Sunday, September 03, 2006

Feeling down...

Having another crap day today. It has been like living in a minefield for the past couple of weeks. Sharon is really starting to feel the side effects from the Radio and Chemotherapy, and on top of it all, she is suffering from regular, rapid mood swings, making her unreasonable, irrational and almost impossible to live with.

One of the Macmillan team advised me to use a "walk away" strategy to try to gently encourage Sharon to deal with her emotions more constructively, and to allow me an escape from the ranting and raving when Sharon turns into GrouchyPants. Walking away, seems to make sense, try to diffuse the situation, and deny the opportunity to argue. It's VERY hard to do though, I can tell you. She is getting increasingly pissed of with me going out for an hour at least twice a day, and I am getting really bored with walking to my best friends house and unloading on them!

You hear a lot about the side effects or Chemo and Radiotherapy - nausea, vomitting, hairloss, infertility etc, but there are also the emotional and mental side effects - Depression, Feeling low, anger, insomnia or broken sleep patterns.

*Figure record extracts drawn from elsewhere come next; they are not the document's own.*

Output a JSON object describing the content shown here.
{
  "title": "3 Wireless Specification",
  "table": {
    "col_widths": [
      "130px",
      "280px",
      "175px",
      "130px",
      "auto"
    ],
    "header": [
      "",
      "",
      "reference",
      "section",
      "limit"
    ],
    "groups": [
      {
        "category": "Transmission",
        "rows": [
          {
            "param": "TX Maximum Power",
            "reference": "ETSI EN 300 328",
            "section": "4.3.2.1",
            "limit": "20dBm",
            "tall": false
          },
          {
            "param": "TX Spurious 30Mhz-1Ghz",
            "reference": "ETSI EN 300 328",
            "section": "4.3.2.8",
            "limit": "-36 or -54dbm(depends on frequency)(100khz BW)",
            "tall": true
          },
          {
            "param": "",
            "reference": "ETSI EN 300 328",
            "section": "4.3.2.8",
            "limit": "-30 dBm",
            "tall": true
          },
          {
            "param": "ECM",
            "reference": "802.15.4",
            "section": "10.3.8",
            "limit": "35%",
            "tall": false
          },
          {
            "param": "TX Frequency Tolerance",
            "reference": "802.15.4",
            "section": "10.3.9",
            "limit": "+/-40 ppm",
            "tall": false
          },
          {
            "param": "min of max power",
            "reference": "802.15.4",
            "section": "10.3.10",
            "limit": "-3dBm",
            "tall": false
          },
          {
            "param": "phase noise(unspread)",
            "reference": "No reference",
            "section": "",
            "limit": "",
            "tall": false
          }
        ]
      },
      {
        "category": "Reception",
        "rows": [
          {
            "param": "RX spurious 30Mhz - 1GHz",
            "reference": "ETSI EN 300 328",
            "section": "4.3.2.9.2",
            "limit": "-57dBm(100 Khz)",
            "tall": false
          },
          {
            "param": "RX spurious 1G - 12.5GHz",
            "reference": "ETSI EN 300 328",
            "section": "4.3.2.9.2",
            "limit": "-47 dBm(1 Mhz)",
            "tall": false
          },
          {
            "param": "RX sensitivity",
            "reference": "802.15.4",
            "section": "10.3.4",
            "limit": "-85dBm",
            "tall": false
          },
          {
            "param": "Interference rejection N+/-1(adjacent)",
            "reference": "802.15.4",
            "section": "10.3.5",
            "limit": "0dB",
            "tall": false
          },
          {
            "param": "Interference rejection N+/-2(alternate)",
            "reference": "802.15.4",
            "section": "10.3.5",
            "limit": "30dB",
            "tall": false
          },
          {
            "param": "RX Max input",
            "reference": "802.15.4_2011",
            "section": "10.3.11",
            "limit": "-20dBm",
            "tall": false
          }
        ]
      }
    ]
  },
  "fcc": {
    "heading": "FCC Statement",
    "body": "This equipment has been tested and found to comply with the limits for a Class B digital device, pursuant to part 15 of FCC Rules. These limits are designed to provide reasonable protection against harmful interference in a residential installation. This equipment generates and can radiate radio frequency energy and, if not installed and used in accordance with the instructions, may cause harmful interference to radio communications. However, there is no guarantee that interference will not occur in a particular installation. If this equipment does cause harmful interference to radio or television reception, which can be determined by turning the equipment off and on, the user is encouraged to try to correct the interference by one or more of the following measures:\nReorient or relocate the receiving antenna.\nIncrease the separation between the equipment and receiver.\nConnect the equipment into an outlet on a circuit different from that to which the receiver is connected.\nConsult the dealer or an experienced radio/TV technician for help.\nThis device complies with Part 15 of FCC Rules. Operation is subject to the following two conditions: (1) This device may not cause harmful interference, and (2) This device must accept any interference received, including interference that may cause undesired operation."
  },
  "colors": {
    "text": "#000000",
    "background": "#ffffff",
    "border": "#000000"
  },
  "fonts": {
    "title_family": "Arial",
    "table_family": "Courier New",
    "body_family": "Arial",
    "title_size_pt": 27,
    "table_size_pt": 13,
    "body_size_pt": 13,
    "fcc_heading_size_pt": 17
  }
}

It's hard to explain, but if you can imagine what it's like living with a woman who has recently had a cancer diagnosis, suffering the side effects from both Radiotherapy and Chemotherapy, is in pain and finding it nearly impossible to get comfortable, and is also going through menopause caused by the treatment, and has extreme financial pressures due to the illnes as well, and I think you might get the general idea - Dealing with any one of these would be hard going - but ALL at once, I think she is at her wits end at the moment. I just wish I could help.